Search code examples
airflowuuidhttp-getairflow-2.x

Using Airflow's HttpSensor with a unique X-Request-ID header on each request


I want to monitor an endpoint via a HTTP GET Request until I see a "SUCCESS".

The endpoint requires a unique X-Request-ID header on each request. If I do not include this field, or if I send the same UUID twice, I get a 400 Bad Request back. I tried:

monitor_job = HttpSensor(
    task_id = 'monitor_job',
    http_conn_id='',
    endpoint='http://some_endpoint',
    request_params={},
    response_check=lambda response: 'SUCCESS' in response.text,
    poke_interval=5,
    dag=dag,
    headers={
        'X-Request-ID': str(uuid.uuid4()) #returns a random uuid
    }
)

I am seeing that the first GET request works fine, it waits 5 seconds, but the next GET request fails, as it tries to send a request with the same GUID. I'd need it to send a new value in the X-Request-ID header on each request.

Is this possible with HttpSensor or otherwise?


The best alternative approach I can think of would be to move the GET request into a loop in python code (probably using the requests library), and use a PythonSensor. This is more code to write and it feels like a workaround.

I am not currently using http_conn_id just to match style with related code in the codebase. I can use it if it would help.
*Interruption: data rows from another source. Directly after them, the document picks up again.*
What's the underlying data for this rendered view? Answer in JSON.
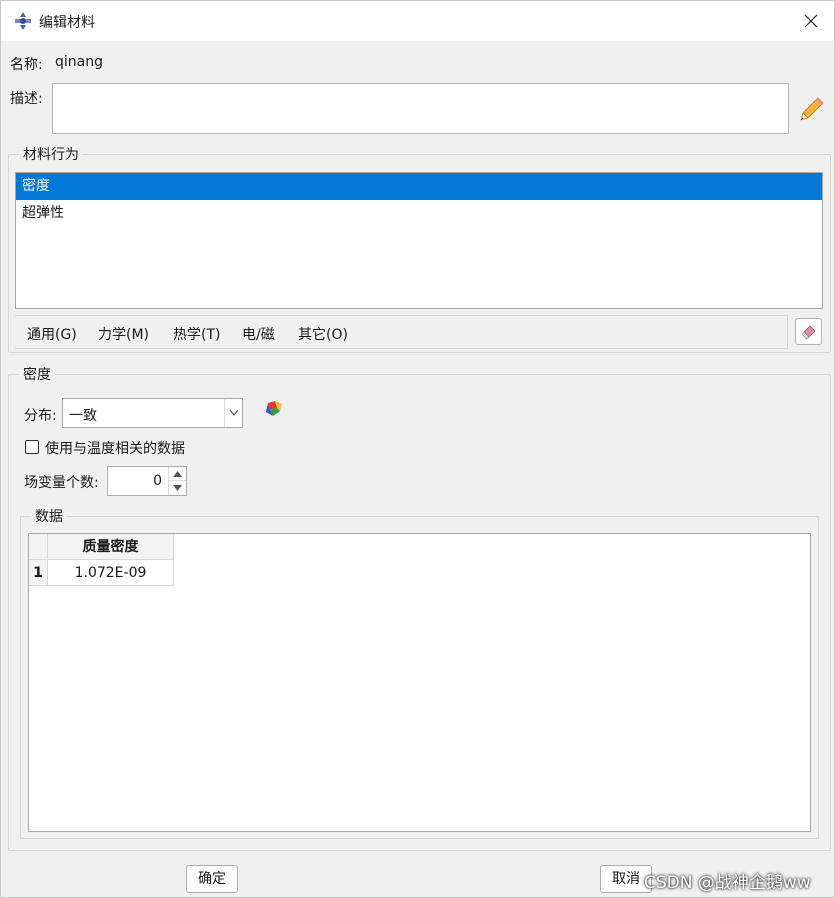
{
  "window": {
    "title": "编辑材料",
    "icon": "abaqus-material-icon",
    "close": "close-icon"
  },
  "fields": {
    "name_label": "名称:",
    "name_value": "qinang",
    "desc_label": "描述:",
    "desc_value": "",
    "edit_icon": "pencil-icon"
  },
  "behavior": {
    "legend": "材料行为",
    "items": [
      {
        "label": "密度",
        "selected": true
      },
      {
        "label": "超弹性",
        "selected": false
      }
    ],
    "menu": [
      "通用(G)",
      "力学(M)",
      "热学(T)",
      "电/磁",
      "其它(O)"
    ],
    "delete_icon": "eraser-icon"
  },
  "density": {
    "legend": "密度",
    "distribution_label": "分布:",
    "distribution_value": "一致",
    "distribution_icon": "distribution-icon",
    "temp_checkbox_label": "使用与温度相关的数据",
    "temp_checkbox_checked": false,
    "field_vars_label": "场变量个数:",
    "field_vars_value": "0"
  },
  "data": {
    "legend": "数据",
    "columns": [
      "质量密度"
    ],
    "rows": [
      {
        "index": "1",
        "values": [
          "1.072E-09"
        ]
      }
    ]
  },
  "buttons": {
    "ok": "确定",
    "cancel": "取消"
  },
  "watermark": "CSDN @战神企鹅ww",
  "colors": {
    "selection": "#0078d7",
    "dialog_bg": "#f0f0f0"
  }
}
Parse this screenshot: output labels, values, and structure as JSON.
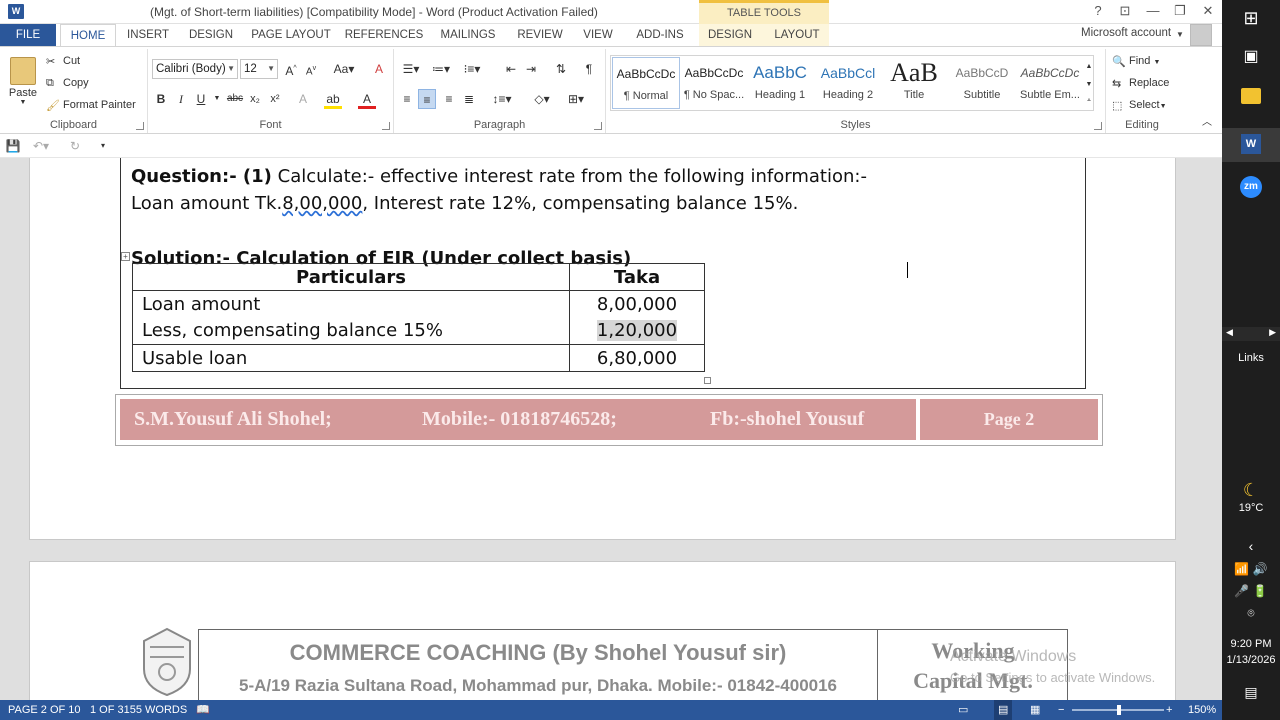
{
  "titlebar": {
    "doc_title": "(Mgt. of Short-term liabilities) [Compatibility Mode] - Word (Product Activation Failed)",
    "context_tab": "TABLE TOOLS",
    "help": "?",
    "minimize": "—",
    "restore": "❐",
    "close": "✕"
  },
  "tabs": {
    "file": "FILE",
    "items": [
      "HOME",
      "INSERT",
      "DESIGN",
      "PAGE LAYOUT",
      "REFERENCES",
      "MAILINGS",
      "REVIEW",
      "VIEW",
      "ADD-INS",
      "DESIGN",
      "LAYOUT"
    ],
    "account": "Microsoft account"
  },
  "ribbon": {
    "clipboard": {
      "paste": "Paste",
      "cut": "Cut",
      "copy": "Copy",
      "format_painter": "Format Painter",
      "label": "Clipboard"
    },
    "font": {
      "name": "Calibri (Body)",
      "size": "12",
      "label": "Font"
    },
    "paragraph": {
      "label": "Paragraph"
    },
    "styles": {
      "label": "Styles",
      "items": [
        {
          "preview": "AaBbCcDc",
          "name": "¶ Normal"
        },
        {
          "preview": "AaBbCcDc",
          "name": "¶ No Spac..."
        },
        {
          "preview": "AaBbC",
          "name": "Heading 1"
        },
        {
          "preview": "AaBbCcl",
          "name": "Heading 2"
        },
        {
          "preview": "AaB",
          "name": "Title"
        },
        {
          "preview": "AaBbCcD",
          "name": "Subtitle"
        },
        {
          "preview": "AaBbCcDc",
          "name": "Subtle Em..."
        }
      ]
    },
    "editing": {
      "find": "Find",
      "replace": "Replace",
      "select": "Select",
      "label": "Editing"
    }
  },
  "document": {
    "question_label": "Question:- (1)",
    "question_text": " Calculate:- effective interest rate from the following information:-",
    "loan_line_pre": "Loan amount Tk.",
    "loan_line_amount": "8,00,000",
    "loan_line_post": ", Interest rate 12%, compensating balance 15%.",
    "solution": "Solution:- Calculation of EIR (Under collect basis)",
    "table": {
      "headers": [
        "Particulars",
        "Taka"
      ],
      "rows": [
        [
          "Loan amount",
          "8,00,000"
        ],
        [
          "Less, compensating balance 15%",
          "1,20,000"
        ],
        [
          "Usable loan",
          "6,80,000"
        ]
      ]
    },
    "footer": {
      "name": "S.M.Yousuf Ali Shohel;",
      "mobile": "Mobile:- 01818746528;",
      "fb": "Fb:-shohel Yousuf",
      "page": "Page 2"
    },
    "header2": {
      "title": "COMMERCE COACHING (By Shohel Yousuf sir)",
      "address": "5-A/19 Razia Sultana Road, Mohammad pur, Dhaka. Mobile:- 01842-400016",
      "side_line1": "Working",
      "side_line2": "Capital Mgt."
    }
  },
  "watermark": {
    "line1": "Activate Windows",
    "line2": "Go to Settings to activate Windows."
  },
  "statusbar": {
    "page": "PAGE 2 OF 10",
    "words": "1 OF 3155 WORDS",
    "zoom": "150%"
  },
  "taskbar": {
    "weather": "19°C",
    "time": "9:20 PM",
    "date": "1/13/2026",
    "links": "Links",
    "zoom_app": "zm"
  }
}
I'm running on Airflow v2.2.2


Solution

  • If you run the sensor in mode poke, the task will be created once, and put to sleep between pokes. In this case, uuid.uuid4() will be called once and you will have the same uuid for all the queries:

    • you can change the mode to reschedule:
    monitor_job = HttpSensor(
        task_id = 'monitor_job',
        http_conn_id='',
        endpoint='http://some_endpoint',
        request_params={},
        response_check=lambda response: 'SUCCESS' in response.text,
        poke_interval=5,
        dag=dag,
        headers={
            'X-Request-ID': str(uuid.uuid4()) #returns a random uuid
        },
       mode="reschedule",
    )
    
    • you can override the the sensor code to change the headers value:
    class MyHttpSensor(HttpSensor):
        def poke(self, context: Context) -> bool:
            self.headers = {
                'X-Request-ID': str(uuid.uuid4())
            }
            return super().poke(context)
    monitor_job = MyHttpSensor(
        task_id = 'monitor_job',
        http_conn_id='',
        endpoint='http://some_endpoint',
        request_params={},
        response_check=lambda response: 'SUCCESS' in response.text,
        poke_interval=5,
        dag=dag,
    )
    
    • you can also override the sensor and call the method render_template_fields on each poke, then provide the X-Request-ID as a jinja template:
    class MyHttpSensor(HttpSensor):
        def poke(self, context: Context) -> bool:
            self.render_template_fields(context)
            return super().poke(context)
    monitor_job = MyHttpSensor(
        task_id = 'monitor_job',
        http_conn_id='',
        endpoint='http://some_endpoint',
        request_params={},
        response_check=lambda response: 'SUCCESS' in response.text,
        poke_interval=5,
        dag=dag,
        headers={
            'X-Request-ID': "{{ uuid.uuid4() }}"
        },
    )
    

    I recommend the second option, but if your API takes much time to be "SUCCESS", then the first one is the best with poke_interval >= 60, in order to release the worker slot and let the worker runs other tasks.